Lords vote still looks very shaky
Just before we get stuck into the banking inquiry debate today, a word about next week, the Lords and how things look. Government whips are still insisting that the vote on the programme motion on House of Lords reform (that’s the motion that limits the number of days’ debate and allows the government to keep control of the timetable) will definitely happen on Tuesday night after the second reading vote.
Tory rebels say the current number of their fellow MPs who say they are committed to voting against the programme motion exceeds 100. They think that number will inevitably flake. But with most Labour MPs onside, plus the DUP and the SNP they are saying that defeat for the government on its timetable motion is in the bag. One rebel speculated it could be defeated by as much as 50 votes.

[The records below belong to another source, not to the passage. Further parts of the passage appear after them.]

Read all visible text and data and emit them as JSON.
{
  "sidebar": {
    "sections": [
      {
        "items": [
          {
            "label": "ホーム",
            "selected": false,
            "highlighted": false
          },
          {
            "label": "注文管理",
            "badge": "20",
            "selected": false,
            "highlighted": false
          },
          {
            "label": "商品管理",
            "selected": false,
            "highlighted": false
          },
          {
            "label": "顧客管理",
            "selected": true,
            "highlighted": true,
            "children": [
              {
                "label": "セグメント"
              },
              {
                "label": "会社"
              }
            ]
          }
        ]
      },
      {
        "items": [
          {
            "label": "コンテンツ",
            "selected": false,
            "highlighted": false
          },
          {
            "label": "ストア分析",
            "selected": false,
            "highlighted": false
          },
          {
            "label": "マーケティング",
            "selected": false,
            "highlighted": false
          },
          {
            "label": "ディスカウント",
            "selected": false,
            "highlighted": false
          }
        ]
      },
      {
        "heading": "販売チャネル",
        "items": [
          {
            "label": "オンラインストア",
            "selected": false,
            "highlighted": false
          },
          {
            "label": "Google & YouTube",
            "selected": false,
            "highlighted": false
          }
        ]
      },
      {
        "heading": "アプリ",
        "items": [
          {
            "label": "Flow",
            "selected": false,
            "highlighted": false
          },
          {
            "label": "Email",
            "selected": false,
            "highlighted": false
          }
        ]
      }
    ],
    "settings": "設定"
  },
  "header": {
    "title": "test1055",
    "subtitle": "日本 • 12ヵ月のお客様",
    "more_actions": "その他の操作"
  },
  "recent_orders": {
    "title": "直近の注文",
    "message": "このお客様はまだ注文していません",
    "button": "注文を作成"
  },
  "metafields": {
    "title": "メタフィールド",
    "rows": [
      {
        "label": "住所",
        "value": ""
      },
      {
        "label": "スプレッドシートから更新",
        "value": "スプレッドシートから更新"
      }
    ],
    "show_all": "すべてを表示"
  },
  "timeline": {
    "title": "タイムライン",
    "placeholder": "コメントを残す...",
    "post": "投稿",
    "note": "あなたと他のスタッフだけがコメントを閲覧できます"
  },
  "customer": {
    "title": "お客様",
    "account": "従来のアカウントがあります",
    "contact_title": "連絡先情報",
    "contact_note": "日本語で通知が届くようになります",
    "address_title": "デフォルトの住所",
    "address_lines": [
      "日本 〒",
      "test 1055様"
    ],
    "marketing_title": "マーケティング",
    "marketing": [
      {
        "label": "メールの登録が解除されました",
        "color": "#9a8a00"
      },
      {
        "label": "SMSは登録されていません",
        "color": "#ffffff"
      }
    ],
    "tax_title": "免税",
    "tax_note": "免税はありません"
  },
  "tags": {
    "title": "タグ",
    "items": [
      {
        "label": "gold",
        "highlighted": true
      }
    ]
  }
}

But more seasoned rebels say it will be very close. They’re heartened that they have 40 pre-2010 intake who they think are “rock hard” but worried that 2010 intake rebels will be pummelled by the whips over the weekend. One MP of 15 years’ experience said two new MPs had asked what a programme motion was?
Some senior Lib Dems are recommending that Nick Clegg carries on with the bill even if he loses the programme motion. The plan would be to table it again after a few months of debate and “shame Labour into backing it.” Some Lib Dems you talk to are inclined to pull stumps and give up if the majority against the programme motion is sizeable. But not without retribution – most talk of refusing to support the Tories on Boundary reform if Lords reform doesn’t go ahead.
Lib Dem ministers tell me they won’t be impressed if David Cameron points to the battered political corpses of executed rebel parliamentary aides who voted against the whip and claims that proves he was seriously doing his best. That would not trigger a capitulation by the Lib Dems, they say. One Lib Dem minister described the programme motion as “the key to the door – without it reform doesn’t happen.” A failure to get the programme motion is a breach of the working practices of the Coalition agreement, one said, and “that would mean retaliation.”
A footnote to all this. I was chatting to one of the original coalition agreement negotiators about why, on boundary review and reducing the size of the Commons, two parties who had lower target numbers than 600 for the size of the Commons ended up compromising not on the middle number between their two positions but on a higher one of 600. “Those of us in the negotiating teams happened to be people who were pretty conservative on the whole idea,” I was told. I think this is something that should interest constitutional/political academics: the special enhanced role of the particular individuals who crunch a coalition agreement. I wonder where else it was felt and where it might impact in future agreements. Just a thought.